Guru SMK Teknologi Balung “Ngaji” Deep Learning dan 7 Kebiasaan Anak Indonesia Hebat

Swarajatim.com— Guru-guru SMK Teknologi Balung mengikuti kegiatan sarasehan bertajuk “Ngaji Deep Learning dan 7 Kebiasaan Anak Indonesia Hebat” yang digelar di Aula SMK Teknologi Balung, Sabtu (8/11/2025).

Kegiatan ini dihadiri oleh seluruh guru sebagai bagian dari program penguatan SMK Pusat Keunggulan (SMK PK) skema Pembelajaran Mendalam (Deep Learning).

Bacaan Lainnya

Hadir sebagai narasumber antara lain Alfan Bainofi selaku Pengawas Bina SMK, Muhammad Khotib selaku Kepala Seksi SMK Cabang Dinas Pendidikan Wilayah Jember, serta perwakilan dari praktisi industri United Tractors Surabaya.

Kepala SMK Teknologi Balung, Sulhan Ferdiansyah, menjelaskan bahwa kegiatan ini merupakan bagian dari serangkaian upaya peningkatan kapasitas guru dalam menerapkan pembelajaran mendalam di kelas.

“Program ini bukan hanya soal teknologi, tetapi tentang bagaimana guru mampu memahami dan mengaplikasikan pembelajaran bermakna bagi siswa. Kami ingin seluruh guru mampu menanamkan cara berpikir tingkat tinggi kepada peserta didik. Ini menjadi langkah wajib menuju SMK PK yang sukses,” ujar Sulhan.

Deep Learning: Personalisasi dan Pemaknaan Pembelajaran

Dalam paparannya, Muhammad Khotib, Kasi SMK Cabdin Wilayah Jember, menjelaskan bahwa konsep deep learning dalam pendidikan adalah pemanfaatan teknologi untuk mempersonalisasi pembelajaran, sehingga pengalaman belajar menjadi lebih relevan dan berdampak bagi siswa.

Ia juga menegaskan bahwa program ini sejalan dengan gerakan 7 Kebiasaan Anak Indonesia Hebat (7 KAIH), yang meliputi kebiasaan:

Bangun pagi, Beribadah, Berolahraga, Makan sehat, Gemar belajar, Bermasyarakat, dan Tidur cepat.

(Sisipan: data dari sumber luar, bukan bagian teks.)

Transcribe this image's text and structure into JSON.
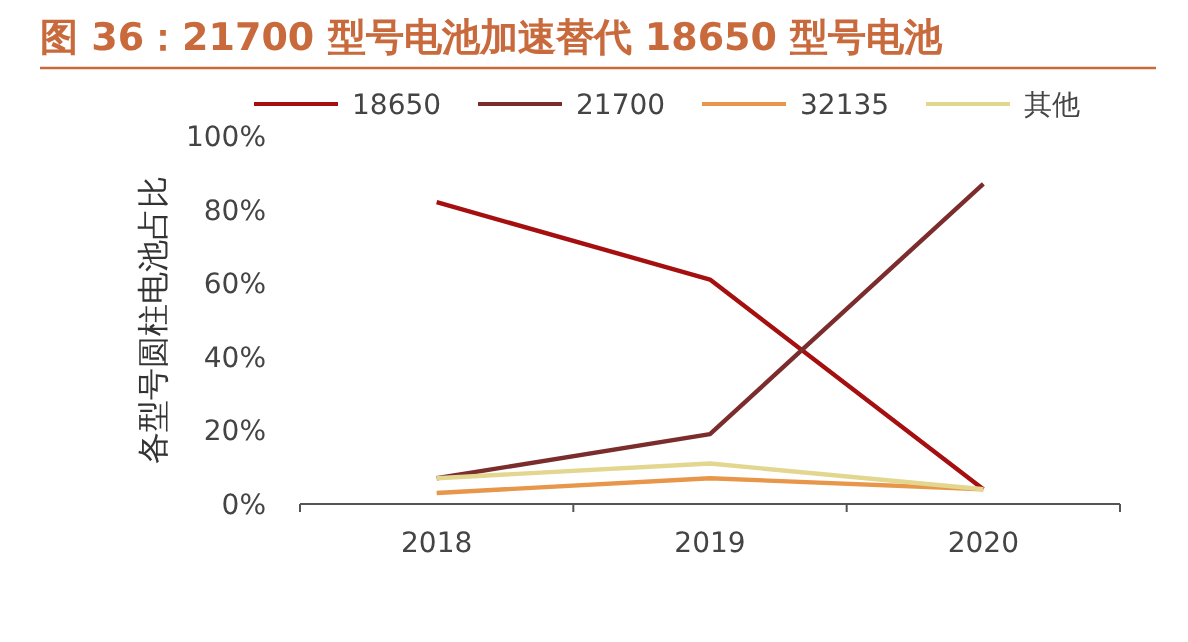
{
  "chart_data": {
    "type": "line",
    "title": "图 36：21700 型号电池加速替代 18650 型号电池",
    "ylabel": "各型号圆柱电池占比",
    "categories": [
      "2018",
      "2019",
      "2020"
    ],
    "series": [
      {
        "name": "18650",
        "color": "#a50f0f",
        "values": [
          82,
          61,
          4
        ]
      },
      {
        "name": "21700",
        "color": "#7b2c2c",
        "values": [
          7,
          19,
          87
        ]
      },
      {
        "name": "32135",
        "color": "#e8964a",
        "values": [
          3,
          7,
          4
        ]
      },
      {
        "name": "其他",
        "color": "#e3d68e",
        "values": [
          7,
          11,
          4
        ]
      }
    ],
    "ylim": [
      0,
      100
    ],
    "yticks": [
      {
        "value": 0,
        "label": "0%"
      },
      {
        "value": 20,
        "label": "20%"
      },
      {
        "value": 40,
        "label": "40%"
      },
      {
        "value": 60,
        "label": "60%"
      },
      {
        "value": 80,
        "label": "80%"
      },
      {
        "value": 100,
        "label": "100%"
      }
    ],
    "legend": "top",
    "marker": "none",
    "line_style": "solid",
    "grid": false
  }
}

“Keduanya saling melengkapi. Deep learning memperkuat kemampuan berpikir dan eksplorasi siswa, sedangkan 7 kebiasaan membentuk kesehatan fisik dan mental agar anak siap belajar dengan penuh semangat,” jelasnya.

Khotib juga menambahkan, melalui teknologi deep learning, guru dapat:1) Menciptakan pembelajaran yang relevan dan sesuai kebutuhan siswa (personalisasi pembelajaran),2) Meningkatkan pemahaman mendalam dengan mengubah data menjadi wawasan bermakna,3) Menumbuhkan karakter positif seperti kesadaran diri, rasa ingin tahu, dan tanggung jawab belajar.

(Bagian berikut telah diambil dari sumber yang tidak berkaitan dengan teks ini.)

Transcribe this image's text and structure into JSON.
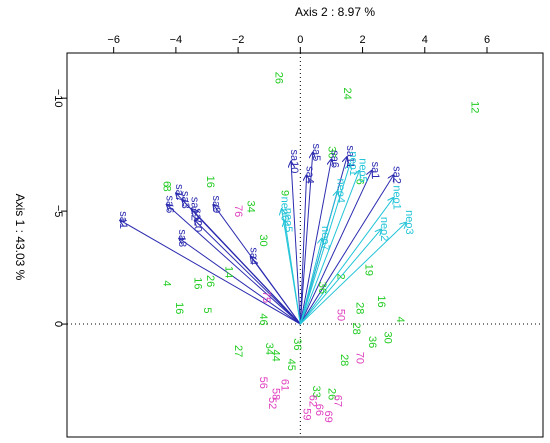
{
  "chart_data": {
    "type": "scatter",
    "title": "Axis 2 : 8.97 %",
    "ylabel": "Axis 1 : 43.03 %",
    "xlabel": "",
    "xlim": [
      -7.5,
      7.8
    ],
    "ylim": [
      -12.0,
      5.0
    ],
    "y_reversed": true,
    "x_ticks": [
      -6,
      -4,
      -2,
      0,
      2,
      4,
      6
    ],
    "y_ticks": [
      -10,
      -5,
      0
    ],
    "grid": false,
    "reference_lines": {
      "x": 0,
      "y": 0,
      "style": "dotted"
    },
    "colors": {
      "frame": "#000000",
      "vector_blue": "#2b2bb0",
      "vector_cyan": "#22c4d8",
      "point_green": "#22cc22",
      "point_magenta": "#e040c0"
    },
    "vectors": [
      {
        "label": "sa1",
        "x": -5.8,
        "y": -4.6,
        "color": "#2b2bb0"
      },
      {
        "label": "sa6",
        "x": -4.3,
        "y": -5.3,
        "color": "#2b2bb0"
      },
      {
        "label": "sa7",
        "x": -4.0,
        "y": -5.8,
        "color": "#2b2bb0"
      },
      {
        "label": "sa3",
        "x": -3.8,
        "y": -5.5,
        "color": "#2b2bb0"
      },
      {
        "label": "sa12",
        "x": -3.5,
        "y": -5.1,
        "color": "#2b2bb0"
      },
      {
        "label": "sa20",
        "x": -3.4,
        "y": -4.6,
        "color": "#2b2bb0"
      },
      {
        "label": "sa8",
        "x": -3.9,
        "y": -3.8,
        "color": "#2b2bb0"
      },
      {
        "label": "sa9",
        "x": -2.8,
        "y": -5.3,
        "color": "#2b2bb0"
      },
      {
        "label": "sa4",
        "x": -1.6,
        "y": -3.0,
        "color": "#2b2bb0"
      },
      {
        "label": "sa10",
        "x": -0.3,
        "y": -7.2,
        "color": "#2b2bb0"
      },
      {
        "label": "sa5",
        "x": 0.4,
        "y": -7.6,
        "color": "#2b2bb0"
      },
      {
        "label": "sa6",
        "x": 1.0,
        "y": -7.3,
        "color": "#2b2bb0"
      },
      {
        "label": "sa11",
        "x": 1.5,
        "y": -7.4,
        "color": "#2b2bb0"
      },
      {
        "label": "sa2",
        "x": 3.0,
        "y": -6.6,
        "color": "#2b2bb0"
      },
      {
        "label": "sa1",
        "x": 2.3,
        "y": -6.8,
        "color": "#2b2bb0"
      },
      {
        "label": "sa4",
        "x": 0.2,
        "y": -6.6,
        "color": "#2b2bb0"
      },
      {
        "label": "neo1",
        "x": 1.6,
        "y": -7.1,
        "color": "#22c4d8"
      },
      {
        "label": "neo5",
        "x": 1.9,
        "y": -6.8,
        "color": "#22c4d8"
      },
      {
        "label": "neo4",
        "x": 1.2,
        "y": -5.9,
        "color": "#22c4d8"
      },
      {
        "label": "neo6",
        "x": -0.6,
        "y": -5.1,
        "color": "#22c4d8"
      },
      {
        "label": "neo5",
        "x": -0.5,
        "y": -4.6,
        "color": "#22c4d8"
      },
      {
        "label": "neo2",
        "x": 2.6,
        "y": -4.2,
        "color": "#22c4d8"
      },
      {
        "label": "neo3",
        "x": 3.4,
        "y": -4.5,
        "color": "#22c4d8"
      },
      {
        "label": "neo1",
        "x": 3.0,
        "y": -5.6,
        "color": "#22c4d8"
      },
      {
        "label": "neo7",
        "x": 0.7,
        "y": -3.8,
        "color": "#22c4d8"
      }
    ],
    "points": [
      {
        "label": "12",
        "x": 5.5,
        "y": -9.6,
        "color": "#22cc22"
      },
      {
        "label": "26",
        "x": -0.8,
        "y": -10.9,
        "color": "#22cc22"
      },
      {
        "label": "24",
        "x": 1.4,
        "y": -10.2,
        "color": "#22cc22"
      },
      {
        "label": "6",
        "x": -4.4,
        "y": -6.2,
        "color": "#22cc22"
      },
      {
        "label": "8",
        "x": -4.4,
        "y": -6.0,
        "color": "#22cc22"
      },
      {
        "label": "16",
        "x": -3.0,
        "y": -6.3,
        "color": "#22cc22"
      },
      {
        "label": "76",
        "x": -2.1,
        "y": -5.0,
        "color": "#e040c0"
      },
      {
        "label": "9",
        "x": -0.6,
        "y": -5.8,
        "color": "#22cc22"
      },
      {
        "label": "34",
        "x": -1.7,
        "y": -5.2,
        "color": "#22cc22"
      },
      {
        "label": "30",
        "x": -1.3,
        "y": -3.7,
        "color": "#22cc22"
      },
      {
        "label": "36",
        "x": 0.9,
        "y": -7.6,
        "color": "#22cc22"
      },
      {
        "label": "6",
        "x": 1.8,
        "y": -6.3,
        "color": "#22cc22"
      },
      {
        "label": "4",
        "x": -4.4,
        "y": -1.8,
        "color": "#22cc22"
      },
      {
        "label": "16",
        "x": -4.0,
        "y": -0.7,
        "color": "#22cc22"
      },
      {
        "label": "26",
        "x": -3.0,
        "y": -1.9,
        "color": "#22cc22"
      },
      {
        "label": "16",
        "x": -3.4,
        "y": -1.8,
        "color": "#22cc22"
      },
      {
        "label": "5",
        "x": -3.1,
        "y": -0.6,
        "color": "#22cc22"
      },
      {
        "label": "14",
        "x": -2.4,
        "y": -2.3,
        "color": "#22cc22"
      },
      {
        "label": "75",
        "x": -1.2,
        "y": -1.2,
        "color": "#e040c0"
      },
      {
        "label": "46",
        "x": -1.3,
        "y": -0.2,
        "color": "#22cc22"
      },
      {
        "label": "36",
        "x": 0.6,
        "y": -1.6,
        "color": "#22cc22"
      },
      {
        "label": "2",
        "x": 1.2,
        "y": -2.1,
        "color": "#22cc22"
      },
      {
        "label": "19",
        "x": 2.1,
        "y": -2.4,
        "color": "#22cc22"
      },
      {
        "label": "16",
        "x": 2.5,
        "y": -1.0,
        "color": "#22cc22"
      },
      {
        "label": "28",
        "x": 1.8,
        "y": -0.7,
        "color": "#22cc22"
      },
      {
        "label": "28",
        "x": 1.7,
        "y": 0.2,
        "color": "#22cc22"
      },
      {
        "label": "50",
        "x": 1.2,
        "y": -0.4,
        "color": "#e040c0"
      },
      {
        "label": "4",
        "x": 3.1,
        "y": -0.2,
        "color": "#22cc22"
      },
      {
        "label": "30",
        "x": 2.7,
        "y": 0.6,
        "color": "#22cc22"
      },
      {
        "label": "36",
        "x": 2.2,
        "y": 0.8,
        "color": "#22cc22"
      },
      {
        "label": "70",
        "x": 1.8,
        "y": 1.5,
        "color": "#e040c0"
      },
      {
        "label": "28",
        "x": 1.3,
        "y": 1.6,
        "color": "#22cc22"
      },
      {
        "label": "27",
        "x": -2.1,
        "y": 1.2,
        "color": "#22cc22"
      },
      {
        "label": "34",
        "x": -1.1,
        "y": 1.1,
        "color": "#22cc22"
      },
      {
        "label": "44",
        "x": -0.9,
        "y": 1.4,
        "color": "#22cc22"
      },
      {
        "label": "36",
        "x": -0.2,
        "y": 0.9,
        "color": "#22cc22"
      },
      {
        "label": "45",
        "x": -0.4,
        "y": 1.8,
        "color": "#22cc22"
      },
      {
        "label": "26",
        "x": 0.9,
        "y": 3.1,
        "color": "#22cc22"
      },
      {
        "label": "33",
        "x": 0.4,
        "y": 3.0,
        "color": "#22cc22"
      },
      {
        "label": "62",
        "x": 0.3,
        "y": 3.4,
        "color": "#e040c0"
      },
      {
        "label": "52",
        "x": -1.0,
        "y": 3.5,
        "color": "#e040c0"
      },
      {
        "label": "56",
        "x": -1.3,
        "y": 2.6,
        "color": "#e040c0"
      },
      {
        "label": "58",
        "x": -0.9,
        "y": 3.1,
        "color": "#e040c0"
      },
      {
        "label": "61",
        "x": -0.6,
        "y": 2.7,
        "color": "#e040c0"
      },
      {
        "label": "59",
        "x": 0.1,
        "y": 4.0,
        "color": "#e040c0"
      },
      {
        "label": "66",
        "x": 0.5,
        "y": 3.8,
        "color": "#e040c0"
      },
      {
        "label": "67",
        "x": 1.1,
        "y": 3.4,
        "color": "#e040c0"
      },
      {
        "label": "69",
        "x": 0.8,
        "y": 4.1,
        "color": "#e040c0"
      }
    ]
  }
}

Implementasi Deep Learning di SMK

Sementara itu, Alfan Bainofi, Pengawas Bina SMK, menekankan pentingnya implementasi nyata konsep deep learning dalam kegiatan belajar mengajar.

“Guru harus berperan sebagai learning coach, bukan hanya pengajar. Deep learning menuntut siswa untuk berpikir kritis, berkolaborasi, dan mampu memecahkan masalah nyata yang mereka hadapi. Implementasinya bisa melalui project based learning, pembelajaran berbasis masalah, serta integrasi teknologi kecerdasan buatan dalam simulasi atau praktikum produktif,” paparnya.

Alfan juga mengapresiasi SMK Teknologi Balung yang konsisten mengembangkan budaya belajar reflektif melalui kegiatan “Ngaji Deep Learning”, karena langkah tersebut mendukung visi Dinas Pendidikan Provinsi Jawa Timur dalam mencetak lulusan SMK yang Berdaya, Inklusif, Sinergi, dan Adaptif (BISA).

Sinergi Sekolah dan Dunia Industri

Kehadiran praktisi dari United Tractors Surabaya turut memperkuat komitmen kolaborasi sekolah dengan dunia industri.

Materi yang disampaikan menekankan pentingnya kesiapan guru memahami kebutuhan industri berbasis teknologi tinggi dan pembelajaran yang kontekstual.

Kegiatan ditutup dengan refleksi bersama serta komitmen setiap guru untuk menerapkan hasil “ngaji” dalam pembelajaran sehari-hari di kelas.